Pulse is a system for collaboratively creating, experiencing and capturing events; a tool for matching people and brands in a way that is unique every time. It is a mobile and browser application that makes it possible for any group of people to create an event simply by taking a picture. And not just any event, but a Pulse-Event. These events capture all the pictures taken at them in real-time, and show up on a “Heat Map” to attract other event-goers. And what’s more, each event has a sponsor – a brand that helps users in enjoying their event experiences with something called Smart Content. In this way, brands become a chosen part of our experiences not by interrupting them, but by actually improving them. For brands, it is a completely new kind of tool for brand- building and advertising. For Rovio, it fits naturally in their vision of being a powerful media channel, and a provider of entertainment in all its forms.

Pulse Video:

Ten students from three countries were given a less-than simple task by Finnish mobile gaming and entertainment company Rovio: “Revolutionize online advertising". A decisive direction towards an end result was yet to be found, but four potential key factors for the solution’s success were identified:

Tangible Experience
Social Interaction
Push vs Pull.

The winter quarter started out with exploring these directions, and the three country teams diverged into separate focus areas. These deep dives resulted in radically different “Dark Horse” prototypes that examined channeling consumer experiences, augmented reality and unconventional advertising methods.

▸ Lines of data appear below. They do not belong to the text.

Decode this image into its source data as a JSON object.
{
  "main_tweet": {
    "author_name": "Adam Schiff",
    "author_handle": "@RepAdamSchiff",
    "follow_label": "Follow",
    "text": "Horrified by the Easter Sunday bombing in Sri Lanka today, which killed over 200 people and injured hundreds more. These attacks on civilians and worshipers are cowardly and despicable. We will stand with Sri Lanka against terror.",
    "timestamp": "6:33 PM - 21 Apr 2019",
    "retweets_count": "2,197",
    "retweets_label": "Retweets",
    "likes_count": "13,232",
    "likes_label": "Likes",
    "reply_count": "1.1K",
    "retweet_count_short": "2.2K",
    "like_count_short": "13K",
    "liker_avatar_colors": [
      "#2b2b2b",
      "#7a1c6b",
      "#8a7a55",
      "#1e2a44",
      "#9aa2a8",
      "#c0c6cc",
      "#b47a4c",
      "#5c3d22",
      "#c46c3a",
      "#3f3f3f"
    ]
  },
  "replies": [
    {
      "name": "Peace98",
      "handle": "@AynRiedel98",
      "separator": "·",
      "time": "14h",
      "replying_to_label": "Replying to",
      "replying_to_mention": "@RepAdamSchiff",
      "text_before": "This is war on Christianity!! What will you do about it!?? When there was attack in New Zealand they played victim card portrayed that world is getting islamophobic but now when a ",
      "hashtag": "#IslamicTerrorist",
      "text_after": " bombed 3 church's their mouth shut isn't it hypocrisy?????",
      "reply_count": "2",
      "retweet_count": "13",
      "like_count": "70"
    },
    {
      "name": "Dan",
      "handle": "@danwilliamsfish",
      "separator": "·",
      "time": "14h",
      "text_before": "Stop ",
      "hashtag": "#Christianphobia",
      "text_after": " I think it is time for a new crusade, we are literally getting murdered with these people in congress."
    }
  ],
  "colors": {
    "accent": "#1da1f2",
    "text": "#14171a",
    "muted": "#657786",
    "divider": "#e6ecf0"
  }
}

Testing concluded that each of these prototypes had its merits, but ultimately, the use of consumer experiences proved the most interesting of all. A total of six prototypes were then constructed and tested, which looked at how the communication link between company and consumer could be improved. The whole team then
met in Japan and established a vision for the final prototype: harnessing people’s actual experiences as the most authentic and impactful kind of advertising.

The spring term was all about making this vision a reality. This was no easy task, since using user-generated content for the mutual benefit of people and brands can be seen as one of marketing’s Holy Grails; many have tried and failed to achieve it. The students benchmarked relevant success and failure cases, analyzed the foundations of storytelling and came up first with over 30 concepts. They chose six of the most potential to develop and prototype further. The final choice of the exact concept was perhaps the most challenging of the whole year, as all six had merit and potential. However, after considerable evaluating and analysis they agreed on it: a concept that would some weeks later be named Pulse.